Selective serotonin reuptake inhibitors (SSRIs) are excellent drugs and give hope to many people with a wide variety of mental health disorders. However, a recent study from Boston suggested that there is a link between ovarian cancer and use of these medications.
The research was done by Lisa Cosgrove, PhD, from Edmond J. Safra Center for Ethics, Harvard University in Boston, Mass., who used meta analysis to look at 61 studies. In their study, Cosgrove and her colleagues observed that there was a small but significant increase in risk of ovarian cancer in women who took SSRIs. The study provided a hint that perhaps the SSRIs were acting either as a tumor promoter or a cancer-causing agent.
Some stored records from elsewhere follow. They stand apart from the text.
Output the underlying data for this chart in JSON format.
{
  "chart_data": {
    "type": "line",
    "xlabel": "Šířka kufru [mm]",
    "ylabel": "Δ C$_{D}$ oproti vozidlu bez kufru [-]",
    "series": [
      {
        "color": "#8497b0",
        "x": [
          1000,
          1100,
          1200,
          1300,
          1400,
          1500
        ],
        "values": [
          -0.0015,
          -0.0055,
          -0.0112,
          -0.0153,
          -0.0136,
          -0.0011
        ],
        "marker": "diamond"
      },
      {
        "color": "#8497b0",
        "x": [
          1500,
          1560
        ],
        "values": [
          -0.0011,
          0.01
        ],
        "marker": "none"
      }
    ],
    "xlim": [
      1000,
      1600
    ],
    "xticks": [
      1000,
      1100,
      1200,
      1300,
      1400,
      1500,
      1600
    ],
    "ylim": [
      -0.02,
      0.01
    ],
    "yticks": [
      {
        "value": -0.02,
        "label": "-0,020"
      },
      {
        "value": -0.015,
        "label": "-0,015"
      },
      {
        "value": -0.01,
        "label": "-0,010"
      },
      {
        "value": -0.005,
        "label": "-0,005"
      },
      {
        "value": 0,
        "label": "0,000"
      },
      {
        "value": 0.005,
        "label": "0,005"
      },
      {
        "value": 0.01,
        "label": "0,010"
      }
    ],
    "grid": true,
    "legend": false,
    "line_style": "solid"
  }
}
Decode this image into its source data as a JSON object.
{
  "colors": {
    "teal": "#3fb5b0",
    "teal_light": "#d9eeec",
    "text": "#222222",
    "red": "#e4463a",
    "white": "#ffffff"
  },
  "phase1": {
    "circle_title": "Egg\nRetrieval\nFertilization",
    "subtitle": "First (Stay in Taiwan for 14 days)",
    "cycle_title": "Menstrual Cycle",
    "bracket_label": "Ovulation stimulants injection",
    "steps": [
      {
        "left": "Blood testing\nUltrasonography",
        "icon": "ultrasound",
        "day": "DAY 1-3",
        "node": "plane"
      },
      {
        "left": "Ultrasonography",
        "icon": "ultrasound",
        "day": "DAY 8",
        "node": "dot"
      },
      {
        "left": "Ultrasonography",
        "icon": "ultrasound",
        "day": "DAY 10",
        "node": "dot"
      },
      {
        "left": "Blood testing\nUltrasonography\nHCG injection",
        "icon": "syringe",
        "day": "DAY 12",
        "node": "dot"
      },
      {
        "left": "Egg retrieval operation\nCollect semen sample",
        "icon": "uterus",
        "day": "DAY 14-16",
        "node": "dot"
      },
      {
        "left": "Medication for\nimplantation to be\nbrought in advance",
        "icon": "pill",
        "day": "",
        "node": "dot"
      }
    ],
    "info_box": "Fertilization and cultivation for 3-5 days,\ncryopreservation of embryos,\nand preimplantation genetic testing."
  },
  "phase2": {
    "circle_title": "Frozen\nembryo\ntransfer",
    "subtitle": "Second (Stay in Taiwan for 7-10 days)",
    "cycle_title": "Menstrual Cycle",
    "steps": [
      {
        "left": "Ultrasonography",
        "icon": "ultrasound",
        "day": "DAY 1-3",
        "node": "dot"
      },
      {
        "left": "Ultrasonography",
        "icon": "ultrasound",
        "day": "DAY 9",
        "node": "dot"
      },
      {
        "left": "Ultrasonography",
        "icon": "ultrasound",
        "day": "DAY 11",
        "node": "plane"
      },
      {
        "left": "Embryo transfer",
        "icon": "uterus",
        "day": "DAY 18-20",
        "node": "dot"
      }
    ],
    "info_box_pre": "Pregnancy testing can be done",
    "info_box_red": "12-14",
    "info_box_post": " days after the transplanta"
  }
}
The researchers observed that depressed women who were on SSRIs were slightly more likely to have developed some type of gynecological cancer. Another interesting finding, which has also been in the news lately, is that when doctors and researchers were affiliated with the pharmaceutical companies, the results were less likely to show any such correlation. (1) Whereas when doctors without affiliations evaluated the data, the correlation was more obvious between the drugs and cancer. However, it should be mentioned that one of the largest epidemiological studies (Dalton et al, Epidemiology. 2000;11:171-176) involving more than 39,000 people did not show any association between anti- depressant use and cancer.
Dr Jennifer Payne, MD, Director of the Women’s Mood Disorders Center at Johns Hopkins School of Medicine, Baltimore, MD., believes that publishing such data may have a negative effect on women who have depression, who may choose not to seek any anti-depressant therapy. So for now the issue of whether the SSRI increase risk of cancer is still a mystery. The question remains, whom does one believe?
There is no question, in my opinion, that doctors associated with pharmaceutical companies tend to minimize complications or tend not to report adverse side effects of drugs.